\[\newcommand{\R}{\mathbb{R}} \newcommand{\mcH}{\mathcal{H}}\]

Tutorial: testing factor models with `mosaicperm`¶

1. Review of mosaic factor tests¶

For observations \(t=1, \dots, T\), suppose we observe asset returns \(Y_t \in \R^p\) which we believe follow the factor model:

\[Y_t = L_t X_t + \epsilon_t\]

where:

\(X_t \in \R^k\) are unobserved factor variables.
\(L_t \in \R^{p \times k}\) are prespecified factor exposures. For example, many financial firms such as MSCI and BlackRock routinely distribute exposure matrices for financial risk models.
\(\epsilon_t \in \R^p\) are residuals which capture the variance in \(Y_t\) which cannot be explained by the factors.

The goal of a factor model is to explain common variation among the outcomes. Thus, we say that a factor model fits if the components of \(\epsilon_t\) are independent:

\[\mathcal{H}_0 : \epsilon_t \text{ has independent components}, \text{ for } t=1, \dots, T.\]

mosaicperm contains methods to test this null hypothesis, i.e., to test if a factor model reliably explains the common correlations among outcomes. These mosaic permutation tests have a few desirable properties:

They allow the use of black-box machine learning/statistical algorithms to find violations of the null.
- This property helps analysts quickly understand when (e.g.) a financial risk model is no longer reliable.
They exactly control the false positive rate, i.e., the probability of rejecting a well-fitting factor model.
- This property helps prevent analysts from unnecessarily rebuilding accurate models, which can waste resources and increase risk.

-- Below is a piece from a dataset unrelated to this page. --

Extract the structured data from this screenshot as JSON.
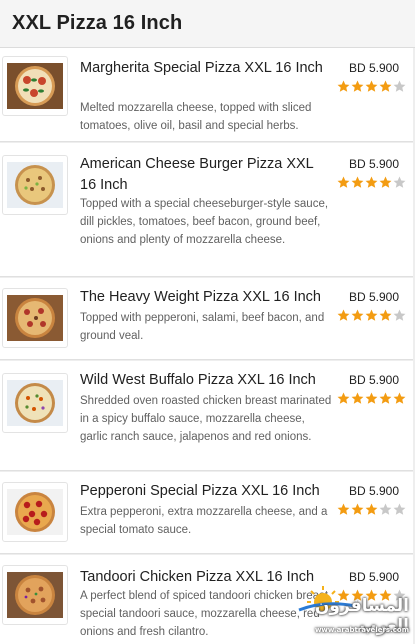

Note: mosaicperm is designed to test if \(\mcH_0\) holds for a “prespecified” choice of exposures \(L_t\), i.e., whether one’s own factor model actually fits the data. Other methods often test whether \(\mcH_0\) holds for some unknown choice of \(L_t \in \R^{p \times k}\). This latter problem has does not accomplish our goal: if one’s own risk model is highly misspecified, it is of little comfort to know that some unknown choice of factor loadings is well-specified.

2. Example application¶

Below, we illustrate the use of mosaicperm on a toy factor risk model for US equity data from 2018 through 2022. This “toy model” is not a serious model, but unlike real models used in industry (e.g. from BlackRock/MSCI), using it allows us to share the data publicly.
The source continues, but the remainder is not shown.